One of the first important things I had learned in leadership was a teaching from the Bible:
Where there is no vision, the people perish: but he that keepeth the law, happy is he.
- Proverbs 29:18 King James Version (KJV)
My mentors and teachers might have taken the Bible verse out of context but their insistence on a vision for people to follow their leaders was irrefutable. I was told categorically that people will only follow me if they knew where they were headed. What they needed from me as their leader was a clear and precise mental portrait of the preferred future. Otherwise, I would have no followers. And as they say, if I turn around and see no one following, I am merely taking a walk in the park; I am not leading.
The most inspiring visions remain mere wishful thinking if they were not shared with and committed to by the rest of the organization. Therefore no one should be fooled into putting their bets on a brilliant vision to bring their organization forward. It is imperative to realize that a vision must be a shared phenomenon before anything good will happen.

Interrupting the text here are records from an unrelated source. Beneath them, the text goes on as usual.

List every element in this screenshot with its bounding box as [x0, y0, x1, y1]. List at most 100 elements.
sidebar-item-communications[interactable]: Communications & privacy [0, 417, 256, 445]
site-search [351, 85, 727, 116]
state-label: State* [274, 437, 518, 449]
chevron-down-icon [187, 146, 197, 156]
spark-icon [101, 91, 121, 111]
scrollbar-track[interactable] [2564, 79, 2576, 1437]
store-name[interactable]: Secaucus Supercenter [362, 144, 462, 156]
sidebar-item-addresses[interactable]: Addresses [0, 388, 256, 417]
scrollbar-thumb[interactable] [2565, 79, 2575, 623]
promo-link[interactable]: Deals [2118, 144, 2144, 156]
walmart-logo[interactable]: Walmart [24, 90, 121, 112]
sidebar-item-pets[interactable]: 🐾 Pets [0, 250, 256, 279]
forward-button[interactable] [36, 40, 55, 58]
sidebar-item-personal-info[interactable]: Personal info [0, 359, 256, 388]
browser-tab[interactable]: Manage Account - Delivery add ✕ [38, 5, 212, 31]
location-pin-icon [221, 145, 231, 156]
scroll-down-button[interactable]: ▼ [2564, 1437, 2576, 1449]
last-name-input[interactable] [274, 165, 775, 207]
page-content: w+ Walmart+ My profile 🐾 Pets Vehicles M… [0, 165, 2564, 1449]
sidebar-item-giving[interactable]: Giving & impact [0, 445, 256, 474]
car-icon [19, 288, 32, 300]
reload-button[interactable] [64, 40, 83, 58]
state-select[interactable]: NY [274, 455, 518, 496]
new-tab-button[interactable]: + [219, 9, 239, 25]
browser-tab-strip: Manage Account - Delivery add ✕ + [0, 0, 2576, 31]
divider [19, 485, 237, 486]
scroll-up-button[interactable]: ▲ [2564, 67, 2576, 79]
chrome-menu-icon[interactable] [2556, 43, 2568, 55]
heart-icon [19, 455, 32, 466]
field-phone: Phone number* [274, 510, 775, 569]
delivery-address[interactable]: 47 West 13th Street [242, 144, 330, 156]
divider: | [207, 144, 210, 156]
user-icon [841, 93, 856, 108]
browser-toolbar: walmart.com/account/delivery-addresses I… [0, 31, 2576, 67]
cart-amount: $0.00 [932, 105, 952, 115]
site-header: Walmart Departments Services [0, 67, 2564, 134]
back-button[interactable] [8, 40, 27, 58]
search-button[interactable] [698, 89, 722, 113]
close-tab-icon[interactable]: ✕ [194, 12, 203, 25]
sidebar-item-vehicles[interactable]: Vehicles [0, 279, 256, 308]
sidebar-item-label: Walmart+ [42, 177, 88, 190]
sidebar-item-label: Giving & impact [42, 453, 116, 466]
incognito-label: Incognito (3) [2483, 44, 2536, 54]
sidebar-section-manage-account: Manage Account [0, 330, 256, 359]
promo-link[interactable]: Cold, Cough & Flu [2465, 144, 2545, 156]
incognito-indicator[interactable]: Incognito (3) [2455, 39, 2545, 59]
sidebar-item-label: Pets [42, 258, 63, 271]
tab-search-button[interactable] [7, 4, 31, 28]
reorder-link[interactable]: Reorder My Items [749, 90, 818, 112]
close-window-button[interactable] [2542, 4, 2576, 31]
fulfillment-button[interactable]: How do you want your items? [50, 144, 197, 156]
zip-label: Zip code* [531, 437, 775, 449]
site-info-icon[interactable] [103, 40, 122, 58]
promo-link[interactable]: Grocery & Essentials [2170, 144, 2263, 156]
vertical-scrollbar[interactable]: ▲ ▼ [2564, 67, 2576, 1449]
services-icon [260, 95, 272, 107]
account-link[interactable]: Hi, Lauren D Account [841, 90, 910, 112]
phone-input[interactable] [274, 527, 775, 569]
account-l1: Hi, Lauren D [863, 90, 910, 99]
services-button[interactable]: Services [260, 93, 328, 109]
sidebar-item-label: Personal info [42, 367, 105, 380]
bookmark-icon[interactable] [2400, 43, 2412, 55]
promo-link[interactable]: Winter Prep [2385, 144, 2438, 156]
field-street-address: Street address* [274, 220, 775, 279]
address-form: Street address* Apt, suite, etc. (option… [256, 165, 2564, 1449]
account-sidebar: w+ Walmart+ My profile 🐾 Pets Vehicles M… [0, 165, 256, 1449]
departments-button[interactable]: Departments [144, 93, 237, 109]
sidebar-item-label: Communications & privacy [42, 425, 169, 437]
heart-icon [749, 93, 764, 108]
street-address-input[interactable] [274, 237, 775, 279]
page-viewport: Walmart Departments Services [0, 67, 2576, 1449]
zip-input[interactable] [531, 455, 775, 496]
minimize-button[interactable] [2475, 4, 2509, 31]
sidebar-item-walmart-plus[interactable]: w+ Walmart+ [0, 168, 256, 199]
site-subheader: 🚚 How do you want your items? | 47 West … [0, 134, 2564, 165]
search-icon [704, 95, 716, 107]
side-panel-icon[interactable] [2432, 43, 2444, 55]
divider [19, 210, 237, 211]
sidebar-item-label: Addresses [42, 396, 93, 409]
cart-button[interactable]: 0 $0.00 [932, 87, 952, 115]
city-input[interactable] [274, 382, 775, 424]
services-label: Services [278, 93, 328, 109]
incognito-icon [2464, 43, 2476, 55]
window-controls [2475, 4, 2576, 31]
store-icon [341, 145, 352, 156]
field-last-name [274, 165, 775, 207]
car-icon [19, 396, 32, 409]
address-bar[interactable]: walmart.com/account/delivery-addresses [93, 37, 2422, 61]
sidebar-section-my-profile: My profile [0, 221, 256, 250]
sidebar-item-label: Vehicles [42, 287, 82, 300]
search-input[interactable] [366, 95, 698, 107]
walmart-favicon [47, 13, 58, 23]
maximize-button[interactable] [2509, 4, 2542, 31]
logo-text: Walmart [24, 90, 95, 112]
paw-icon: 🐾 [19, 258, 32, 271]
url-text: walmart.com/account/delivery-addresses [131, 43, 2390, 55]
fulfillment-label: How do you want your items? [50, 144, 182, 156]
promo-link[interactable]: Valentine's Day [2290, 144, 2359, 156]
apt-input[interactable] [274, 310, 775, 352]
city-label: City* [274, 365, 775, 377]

I learnt from the most experienced leaders that contrary to some popular teachings, authentic vision does not come by way of some mystical crystal-balling. Rather, it begins with a humble recognition of what our pioneers and past leaders had done. Looking back is the secret to looking forward meaningfully. I know some who are so future-minded that they have little regard for the past. That is a fatal error. To lead with a sense of history, they maintain, is not being a slave to the past but to recognize that there are invaluable lessons to be learned by asking “How did we get to the point we are today?” Michael Watkins, vice president of the California Institute of Technology, and noted scholar on accelerating transitions, says that without this perspective, “you risk tearing down fences without knowing why they were put up. Armed with insight into the history, you may indeed find the fence is not needed and must go. Or you may find there is a good reason to leave it where it is.”
Once we have a clear understanding of our organization's history, we attend to the present by lavish listening and discerning both threats and opportunities. Ask curious open-ended questions of all the stakeholders. Include every member who cares about the cause. What is critically needed from leaders is the willingness and intentionality to study the operating environment and observe the landscape where we conduct our business. In Leading the Revolution, Gary Hamel, one of the world's most influential business thinkers, observed that many people don't appreciate and comprehend what's changing around them “because they're down at ground level, lost in the thicket of confusing, conflicting data.” He says, “You have to make time to step back and ask yourself, ‘What's the big story that cuts across all these little facts?”
I don't know enough about visioning for the organization where I serve but this much I am convicted - it is a intentional and collective effort of putting one stitch at a time to the tapestry. It may not be easy and it may even appear messy. However when all the right things are said and done, what emerges is a beautiful preferred picture of our future.
People want to know that what lies ahead is worth their sacrifice. And when they have a shared compelling vision of their preferred future, there is no earthly force capable of stopping this brigade of human beings from doing good. Without a vision, the people perish; with a vision, the people flourish.